Combining claims by multiple plainitffs might make it look to the court like there’s a real problem, and the fact that the different plaintiffs received calls in different states suggests that it might be a nationwide problem.
But technically this practice is improper. Unless the Court can exercise general jurisdiction over a Defendant, there is simply no ability for a Court to adjudicate the claims of an out of state Plaintiff who received calls outside of the selected forum. There is no nexus with the Court to afford jurisdiction.

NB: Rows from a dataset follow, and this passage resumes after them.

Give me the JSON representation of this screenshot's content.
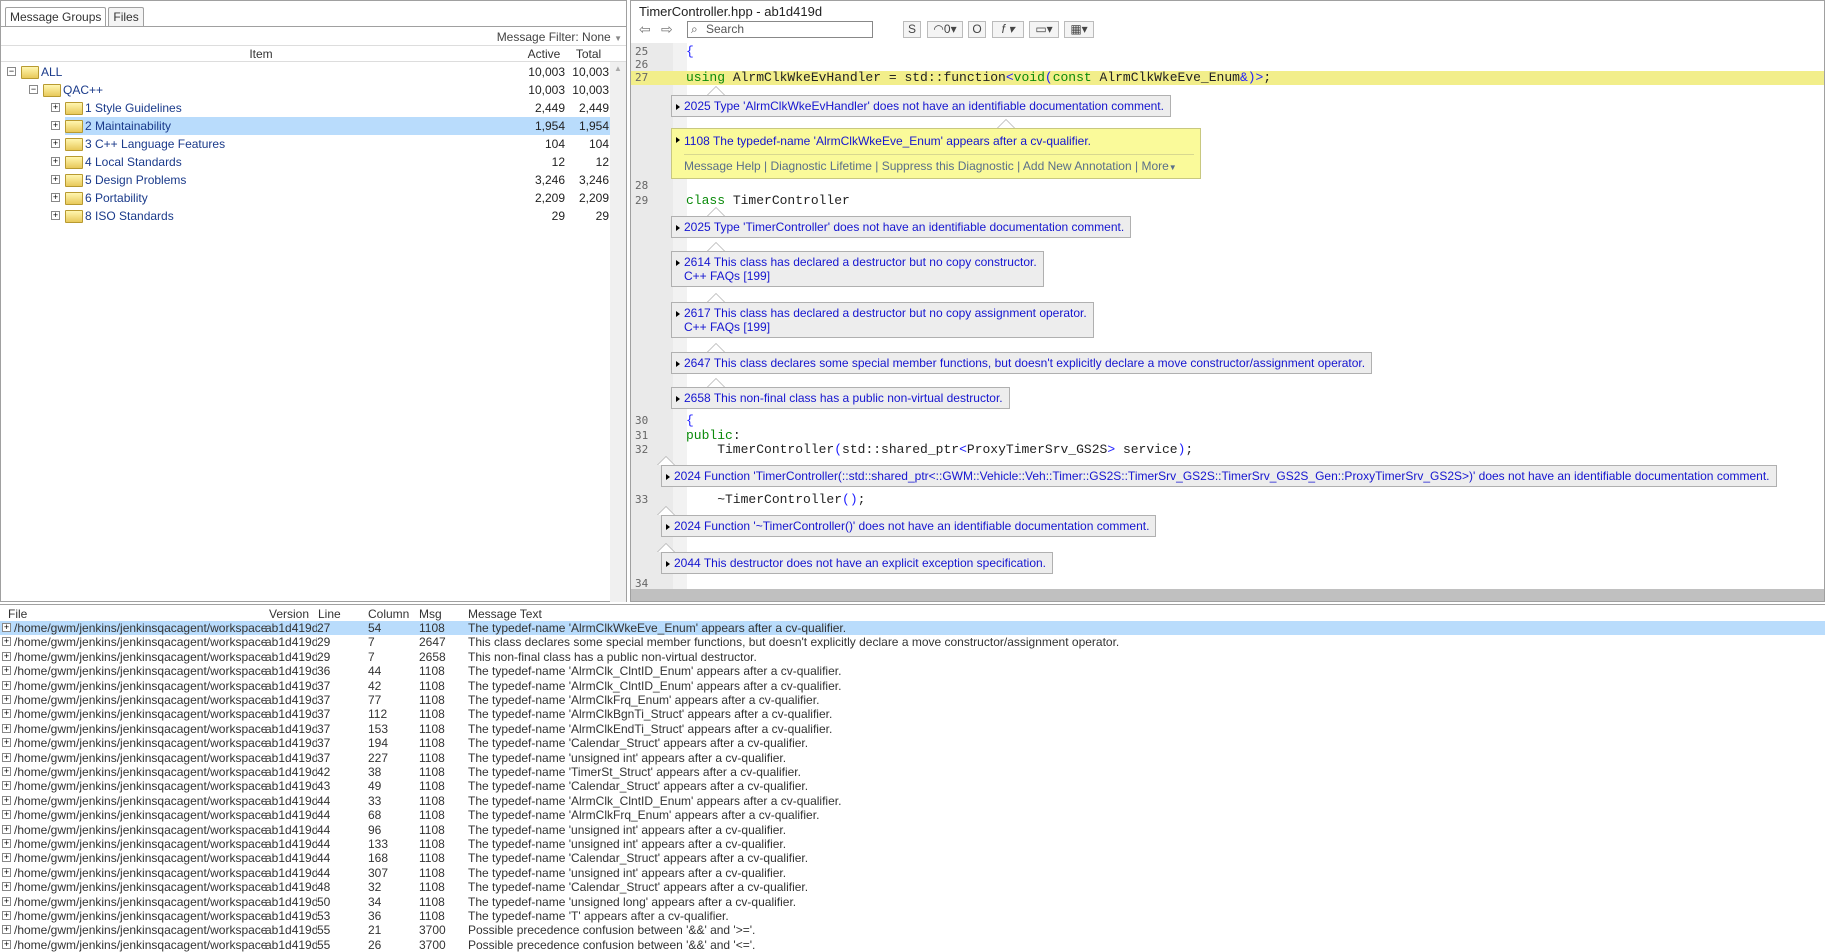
{
  "left_panel": {
    "tabs": [
      {
        "label": "Message Groups",
        "active": true
      },
      {
        "label": "Files",
        "active": false
      }
    ],
    "filter": "Message Filter: None",
    "columns": {
      "item": "Item",
      "active": "Active",
      "total": "Total"
    },
    "tree": [
      {
        "label": "ALL",
        "active": "10,003",
        "total": "10,003",
        "level": 0,
        "expanded": true,
        "selected": false
      },
      {
        "label": "QAC++",
        "active": "10,003",
        "total": "10,003",
        "level": 1,
        "expanded": true,
        "selected": false
      },
      {
        "label": "1 Style Guidelines",
        "active": "2,449",
        "total": "2,449",
        "level": 2,
        "expanded": false,
        "selected": false
      },
      {
        "label": "2 Maintainability",
        "active": "1,954",
        "total": "1,954",
        "level": 2,
        "expanded": false,
        "selected": true
      },
      {
        "label": "3 C++ Language Features",
        "active": "104",
        "total": "104",
        "level": 2,
        "expanded": false,
        "selected": false
      },
      {
        "label": "4 Local Standards",
        "active": "12",
        "total": "12",
        "level": 2,
        "expanded": false,
        "selected": false
      },
      {
        "label": "5 Design Problems",
        "active": "3,246",
        "total": "3,246",
        "level": 2,
        "expanded": false,
        "selected": false
      },
      {
        "label": "6 Portability",
        "active": "2,209",
        "total": "2,209",
        "level": 2,
        "expanded": false,
        "selected": false
      },
      {
        "label": "8 ISO Standards",
        "active": "29",
        "total": "29",
        "level": 2,
        "expanded": false,
        "selected": false
      }
    ]
  },
  "code_panel": {
    "title": "TimerController.hpp - ab1d419d",
    "search_placeholder": "Search",
    "toolbar": {
      "s": "S",
      "count": "0",
      "o": "O",
      "f": "f"
    },
    "lines": [
      {
        "n": "25",
        "tokens": [
          [
            "br",
            "{"
          ]
        ]
      },
      {
        "n": "26",
        "tokens": []
      },
      {
        "n": "27",
        "highlight": true,
        "tokens": [
          [
            "kw",
            "using "
          ],
          [
            "id",
            "AlrmClkWkeEvHandler = std::function"
          ],
          [
            "br",
            "<"
          ],
          [
            "kw",
            "void"
          ],
          [
            "br",
            "("
          ],
          [
            "kw",
            "const "
          ],
          [
            "id",
            "AlrmClkWkeEve_Enum"
          ],
          [
            "br",
            "&)>"
          ],
          [
            "id",
            ";"
          ]
        ]
      },
      {
        "n": "28",
        "tokens": []
      },
      {
        "n": "29",
        "tokens": [
          [
            "kw",
            "class "
          ],
          [
            "id",
            "TimerController"
          ]
        ]
      },
      {
        "n": "30",
        "tokens": [
          [
            "br",
            "{"
          ]
        ]
      },
      {
        "n": "31",
        "tokens": [
          [
            "kw",
            "public"
          ],
          [
            "id",
            ":"
          ]
        ]
      },
      {
        "n": "32",
        "tokens": [
          [
            "id",
            "    TimerController"
          ],
          [
            "br",
            "("
          ],
          [
            "id",
            "std::shared_ptr"
          ],
          [
            "br",
            "<"
          ],
          [
            "id",
            "ProxyTimerSrv_GS2S"
          ],
          [
            "br",
            ">"
          ],
          [
            "id",
            " service"
          ],
          [
            "br",
            ")"
          ],
          [
            "id",
            ";"
          ]
        ]
      },
      {
        "n": "33",
        "tokens": [
          [
            "id",
            "    ~TimerController"
          ],
          [
            "br",
            "()"
          ],
          [
            "id",
            ";"
          ]
        ]
      },
      {
        "n": "34",
        "tokens": []
      }
    ],
    "diagnostics": [
      {
        "id": "2025",
        "text": "Type 'AlrmClkWkeEvHandler' does not have an identifiable documentation comment."
      },
      {
        "id": "1108",
        "text": "The typedef-name 'AlrmClkWkeEve_Enum' appears after a cv-qualifier.",
        "active": true,
        "actions": [
          "Message Help",
          "Diagnostic Lifetime",
          "Suppress this Diagnostic",
          "Add New Annotation",
          "More"
        ]
      },
      {
        "id": "2025",
        "text": "Type 'TimerController' does not have an identifiable documentation comment."
      },
      {
        "id": "2614",
        "text": "This class has declared a destructor but no copy constructor.",
        "ref": "C++ FAQs [199]"
      },
      {
        "id": "2617",
        "text": "This class has declared a destructor but no copy assignment operator.",
        "ref": "C++ FAQs [199]"
      },
      {
        "id": "2647",
        "text": "This class declares some special member functions, but doesn't explicitly declare a move constructor/assignment operator."
      },
      {
        "id": "2658",
        "text": "This non-final class has a public non-virtual destructor."
      },
      {
        "id": "2024",
        "text": "Function 'TimerController(::std::shared_ptr<::GWM::Vehicle::Veh::Timer::GS2S::TimerSrv_GS2S::TimerSrv_GS2S_Gen::ProxyTimerSrv_GS2S>)' does not have an identifiable documentation comment."
      },
      {
        "id": "2024",
        "text": "Function '~TimerController()' does not have an identifiable documentation comment."
      },
      {
        "id": "2044",
        "text": "This destructor does not have an explicit exception specification."
      }
    ]
  },
  "messages": {
    "columns": {
      "file": "File",
      "version": "Version",
      "line": "Line",
      "column": "Column",
      "msg": "Msg",
      "text": "Message Text"
    },
    "rows": [
      {
        "file": "/home/gwm/jenkins/jenkinsqacagent/workspace",
        "version": "ab1d419d",
        "line": "27",
        "column": "54",
        "msg": "1108",
        "text": "The typedef-name 'AlrmClkWkeEve_Enum' appears after a cv-qualifier.",
        "selected": true
      },
      {
        "file": "/home/gwm/jenkins/jenkinsqacagent/workspace",
        "version": "ab1d419d",
        "line": "29",
        "column": "7",
        "msg": "2647",
        "text": "This class declares some special member functions, but doesn't explicitly declare a move constructor/assignment operator."
      },
      {
        "file": "/home/gwm/jenkins/jenkinsqacagent/workspace",
        "version": "ab1d419d",
        "line": "29",
        "column": "7",
        "msg": "2658",
        "text": "This non-final class has a public non-virtual destructor."
      },
      {
        "file": "/home/gwm/jenkins/jenkinsqacagent/workspace",
        "version": "ab1d419d",
        "line": "36",
        "column": "44",
        "msg": "1108",
        "text": "The typedef-name 'AlrmClk_ClntID_Enum' appears after a cv-qualifier."
      },
      {
        "file": "/home/gwm/jenkins/jenkinsqacagent/workspace",
        "version": "ab1d419d",
        "line": "37",
        "column": "42",
        "msg": "1108",
        "text": "The typedef-name 'AlrmClk_ClntID_Enum' appears after a cv-qualifier."
      },
      {
        "file": "/home/gwm/jenkins/jenkinsqacagent/workspace",
        "version": "ab1d419d",
        "line": "37",
        "column": "77",
        "msg": "1108",
        "text": "The typedef-name 'AlrmClkFrq_Enum' appears after a cv-qualifier."
      },
      {
        "file": "/home/gwm/jenkins/jenkinsqacagent/workspace",
        "version": "ab1d419d",
        "line": "37",
        "column": "112",
        "msg": "1108",
        "text": "The typedef-name 'AlrmClkBgnTi_Struct' appears after a cv-qualifier."
      },
      {
        "file": "/home/gwm/jenkins/jenkinsqacagent/workspace",
        "version": "ab1d419d",
        "line": "37",
        "column": "153",
        "msg": "1108",
        "text": "The typedef-name 'AlrmClkEndTi_Struct' appears after a cv-qualifier."
      },
      {
        "file": "/home/gwm/jenkins/jenkinsqacagent/workspace",
        "version": "ab1d419d",
        "line": "37",
        "column": "194",
        "msg": "1108",
        "text": "The typedef-name 'Calendar_Struct' appears after a cv-qualifier."
      },
      {
        "file": "/home/gwm/jenkins/jenkinsqacagent/workspace",
        "version": "ab1d419d",
        "line": "37",
        "column": "227",
        "msg": "1108",
        "text": "The typedef-name 'unsigned int' appears after a cv-qualifier."
      },
      {
        "file": "/home/gwm/jenkins/jenkinsqacagent/workspace",
        "version": "ab1d419d",
        "line": "42",
        "column": "38",
        "msg": "1108",
        "text": "The typedef-name 'TimerSt_Struct' appears after a cv-qualifier."
      },
      {
        "file": "/home/gwm/jenkins/jenkinsqacagent/workspace",
        "version": "ab1d419d",
        "line": "43",
        "column": "49",
        "msg": "1108",
        "text": "The typedef-name 'Calendar_Struct' appears after a cv-qualifier."
      },
      {
        "file": "/home/gwm/jenkins/jenkinsqacagent/workspace",
        "version": "ab1d419d",
        "line": "44",
        "column": "33",
        "msg": "1108",
        "text": "The typedef-name 'AlrmClk_ClntID_Enum' appears after a cv-qualifier."
      },
      {
        "file": "/home/gwm/jenkins/jenkinsqacagent/workspace",
        "version": "ab1d419d",
        "line": "44",
        "column": "68",
        "msg": "1108",
        "text": "The typedef-name 'AlrmClkFrq_Enum' appears after a cv-qualifier."
      },
      {
        "file": "/home/gwm/jenkins/jenkinsqacagent/workspace",
        "version": "ab1d419d",
        "line": "44",
        "column": "96",
        "msg": "1108",
        "text": "The typedef-name 'unsigned int' appears after a cv-qualifier."
      },
      {
        "file": "/home/gwm/jenkins/jenkinsqacagent/workspace",
        "version": "ab1d419d",
        "line": "44",
        "column": "133",
        "msg": "1108",
        "text": "The typedef-name 'unsigned int' appears after a cv-qualifier."
      },
      {
        "file": "/home/gwm/jenkins/jenkinsqacagent/workspace",
        "version": "ab1d419d",
        "line": "44",
        "column": "168",
        "msg": "1108",
        "text": "The typedef-name 'Calendar_Struct' appears after a cv-qualifier."
      },
      {
        "file": "/home/gwm/jenkins/jenkinsqacagent/workspace",
        "version": "ab1d419d",
        "line": "44",
        "column": "307",
        "msg": "1108",
        "text": "The typedef-name 'unsigned int' appears after a cv-qualifier."
      },
      {
        "file": "/home/gwm/jenkins/jenkinsqacagent/workspace",
        "version": "ab1d419d",
        "line": "48",
        "column": "32",
        "msg": "1108",
        "text": "The typedef-name 'Calendar_Struct' appears after a cv-qualifier."
      },
      {
        "file": "/home/gwm/jenkins/jenkinsqacagent/workspace",
        "version": "ab1d419d",
        "line": "50",
        "column": "34",
        "msg": "1108",
        "text": "The typedef-name 'unsigned long' appears after a cv-qualifier."
      },
      {
        "file": "/home/gwm/jenkins/jenkinsqacagent/workspace",
        "version": "ab1d419d",
        "line": "53",
        "column": "36",
        "msg": "1108",
        "text": "The typedef-name 'T' appears after a cv-qualifier."
      },
      {
        "file": "/home/gwm/jenkins/jenkinsqacagent/workspace",
        "version": "ab1d419d",
        "line": "55",
        "column": "21",
        "msg": "3700",
        "text": "Possible precedence confusion between '&&' and '>='."
      },
      {
        "file": "/home/gwm/jenkins/jenkinsqacagent/workspace",
        "version": "ab1d419d",
        "line": "55",
        "column": "26",
        "msg": "3700",
        "text": "Possible precedence confusion between '&&' and '<='."
      }
    ]
  },
  "colors": {
    "selection": "#b9dcfc",
    "highlight_line": "#f2ee8a",
    "diagnostic_text": "#1515d0",
    "keyword": "#0a8a0a",
    "active_bubble": "#fafa9a"
  }
}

Commonly, however, the Plaintiff’s lawyer will argue that so-called “piggyback” jurisdiction is possible. The Court is already set to adjudicate a similar claim involving the other Plaintiff, the argument goes, so why not simply allow the case of the out-of-state plaintiff to proceed?
Well, because its procedurally improper. That’s why.
As the Court in Armado v. Health Iq Ins. Servs., Case No. CIV-21-608-F, 2021 U.S. Dist. LEXIS 210330 (W.D. Ok. November 1, 2021) explained, the in-state Plaintiff’s claims are based upon one set of facts. The out-of-state Plaintiff’s claims are based on another set of facts. So the claims do not arise out of the same nucleus of operative fact. So there is no basis to assert piggyback jurisdiction.
Simple. But often overlooked. Keep it in mind!